I want to write a macro like this:
macro_rules! a {
( $n:ident, $t:ty ) => {
struct $n {
x: $t
}
}
}
But $t
should implement Add
, Sub
and Mul
traits. How can I check it at compile-time?
First, solve the problem without macros. One solution is to create undocumented private functions that will fail compilation if your conditions aren't met:
struct MyType {
age: i32,
name: String,
}
const _: () = {
fn assert_send<T: Send>() {}
fn assert_sync<T: Sync>() {}
// RFC 2056
fn assert_all() {
assert_send::<MyType>();
assert_sync::<MyType>();
}
};
Then, modify the simple solution to use macros:
macro_rules! example {
($name:ident, $field:ty) => {
struct $name {
x: $field,
}
const _: () = {
fn assert_add<T: std::ops::Add<$field, Output = $field>>() {}
fn assert_mul<T: std::ops::Mul<$field, Output = $field>>() {}
// RFC 2056
fn assert_all() {
assert_add::<$field>();
assert_mul::<$field>();
}
};
};
}
example!(Moo, u8);
example!(Woof, bool);
In both cases, we create a dummy const
value to scope the functions and their calls, avoiding name clashes.
I would then trust in the optimizer to remove the code at compile time, so I wouldn't expect any additional bloat.
Major thanks to Chris Morgan for providing a better version of this that supports non-object-safe traits.

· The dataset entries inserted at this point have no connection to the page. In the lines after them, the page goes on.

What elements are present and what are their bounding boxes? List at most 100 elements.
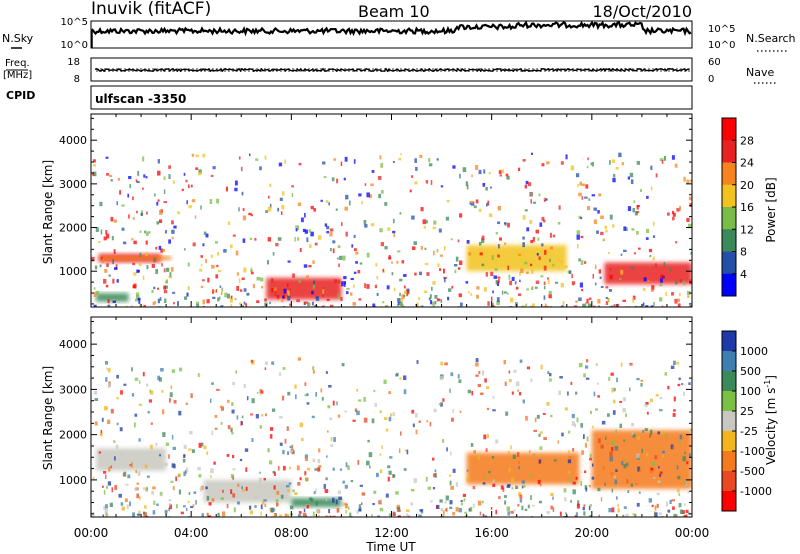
heatmap-cell: [469, 506, 473, 512]
heatmap-cell: [384, 305, 389, 307]
heatmap-cell: [440, 185, 444, 188]
heatmap-cell: [214, 414, 218, 418]
heatmap-cell: [564, 265, 568, 269]
heatmap-cell: [107, 304, 111, 307]
heatmap-cell: [132, 217, 135, 220]
heatmap-cell: [322, 161, 326, 165]
heatmap-cell: [519, 499, 523, 503]
heatmap-cell: [347, 465, 350, 470]
heatmap-cell: [676, 465, 679, 470]
heatmap-cell: [116, 279, 119, 283]
heatmap-cell: [269, 508, 273, 512]
heatmap-cell: [385, 493, 389, 498]
heatmap-cell: [183, 296, 188, 300]
heatmap-cell: [552, 496, 554, 500]
heatmap-cell: [581, 450, 584, 455]
heatmap-cell: [92, 164, 97, 167]
heatmap-cell: [104, 269, 108, 273]
heatmap-cell: [412, 423, 415, 428]
heatmap-cell: [123, 471, 127, 477]
heatmap-cell: [274, 514, 276, 517]
heatmap-cell: [476, 294, 479, 299]
heatmap-cell: [275, 242, 279, 247]
heatmap-cell: [185, 467, 189, 473]
heatmap-cell: [209, 398, 212, 403]
heatmap-cell: [465, 181, 469, 187]
heatmap-cell: [232, 381, 236, 386]
heatmap-cell: [677, 475, 681, 480]
heatmap-cell: [487, 200, 490, 206]
heatmap-cell: [236, 501, 240, 505]
heatmap-cell: [646, 411, 649, 415]
heatmap-cell: [236, 285, 239, 291]
heatmap-cell: [314, 242, 318, 246]
freq-tick-bottom: 8: [74, 74, 80, 85]
heatmap-cell: [157, 199, 160, 202]
heatmap-cell: [582, 506, 585, 511]
heatmap-cell: [679, 279, 682, 283]
heatmap-cell: [205, 486, 208, 490]
heatmap-cell: [299, 248, 302, 253]
heatmap-cell: [299, 422, 304, 428]
heatmap-cell: [490, 271, 494, 277]
heatmap-cell: [380, 498, 382, 503]
heatmap-cell: [216, 388, 220, 391]
heatmap-cell: [227, 425, 231, 430]
heatmap-cell: [318, 465, 322, 468]
heatmap-cell: [564, 497, 567, 502]
colorbar-tick-label: 12: [740, 223, 754, 236]
heatmap-cell: [509, 280, 513, 286]
heatmap-cell: [124, 498, 128, 503]
heatmap-cell: [142, 187, 144, 190]
heatmap-cell: [341, 362, 345, 367]
heatmap-cell: [496, 300, 500, 306]
heatmap-cell: [295, 394, 297, 400]
heatmap-cell: [609, 214, 613, 220]
heatmap-cell: [606, 413, 610, 417]
heatmap-cell: [159, 491, 162, 496]
heatmap-cell: [527, 182, 532, 187]
heatmap-cell: [498, 496, 501, 500]
heatmap-cell: [328, 202, 330, 206]
heatmap-cell: [597, 382, 599, 385]
heatmap-cell: [485, 272, 488, 277]
heatmap-cell: [128, 214, 130, 219]
heatmap-cell: [212, 296, 216, 300]
heatmap-cell: [597, 487, 601, 492]
heatmap-cell: [389, 513, 391, 517]
heatmap-cell: [636, 453, 640, 459]
heatmap-cell: [121, 204, 125, 207]
heatmap-cell: [211, 430, 214, 436]
heatmap-cell: [663, 155, 666, 161]
heatmap-cell: [432, 486, 436, 490]
heatmap-cell: [598, 438, 601, 444]
heatmap-cell: [549, 232, 552, 238]
heatmap-cell: [515, 485, 518, 490]
heatmap-cell: [184, 248, 186, 251]
heatmap-cell: [313, 491, 316, 495]
heatmap-cell: [163, 268, 166, 273]
heatmap-cell: [349, 512, 352, 517]
heatmap-cell: [331, 515, 334, 517]
heatmap-cell: [260, 390, 264, 394]
heatmap-cell: [162, 432, 166, 437]
heatmap-cell: [611, 446, 614, 451]
heatmap-cell: [642, 287, 646, 291]
heatmap-cell: [176, 301, 179, 307]
heatmap-cell: [550, 492, 554, 497]
heatmap-cell: [567, 471, 571, 474]
heatmap-cell: [589, 453, 592, 458]
heatmap-cell: [497, 281, 500, 287]
heatmap-cell: [576, 244, 579, 249]
heatmap-cell: [354, 408, 358, 413]
heatmap-cell: [618, 152, 622, 158]
heatmap-cell: [393, 233, 396, 238]
heatmap-cell: [211, 498, 215, 502]
heatmap-cell: [329, 515, 331, 517]
heatmap-cell: [196, 301, 199, 305]
heatmap-cell: [450, 451, 452, 456]
heatmap-cell: [557, 221, 561, 225]
heatmap-cell: [568, 450, 570, 455]
heatmap-cell: [162, 409, 165, 415]
heatmap-cell: [424, 247, 427, 250]
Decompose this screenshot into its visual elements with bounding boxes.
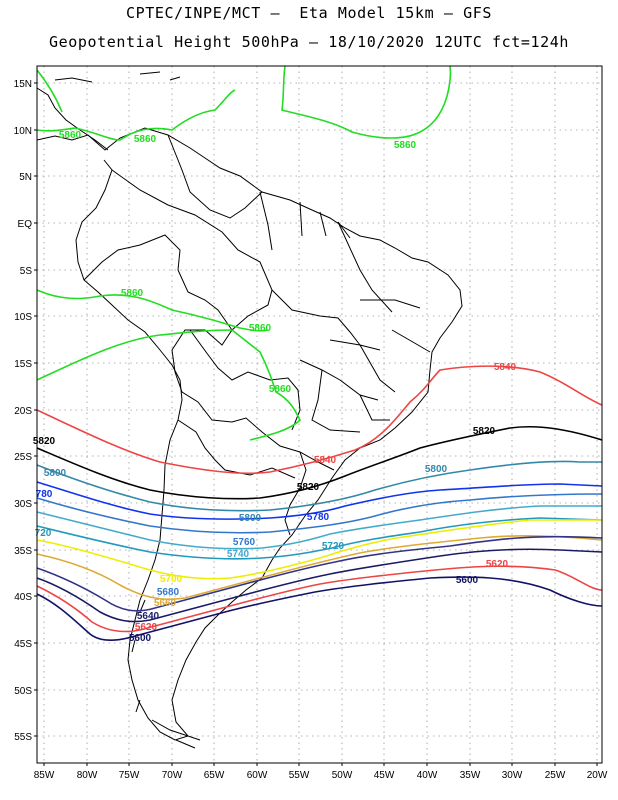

It's worth highlighting RFC 2056 which will allow for "trivial" constraints in where clauses. Once implemented, clauses like this would be accepted:
impl Foo for Bar
where
i32: Iterator,
{}
This exact behavior has changed multiple times during Rust's history and RFC 2056 pins it down. To keep the behavior we want in this case, we need to call the assertion functions from another function which has no constraints (and thus must always be true).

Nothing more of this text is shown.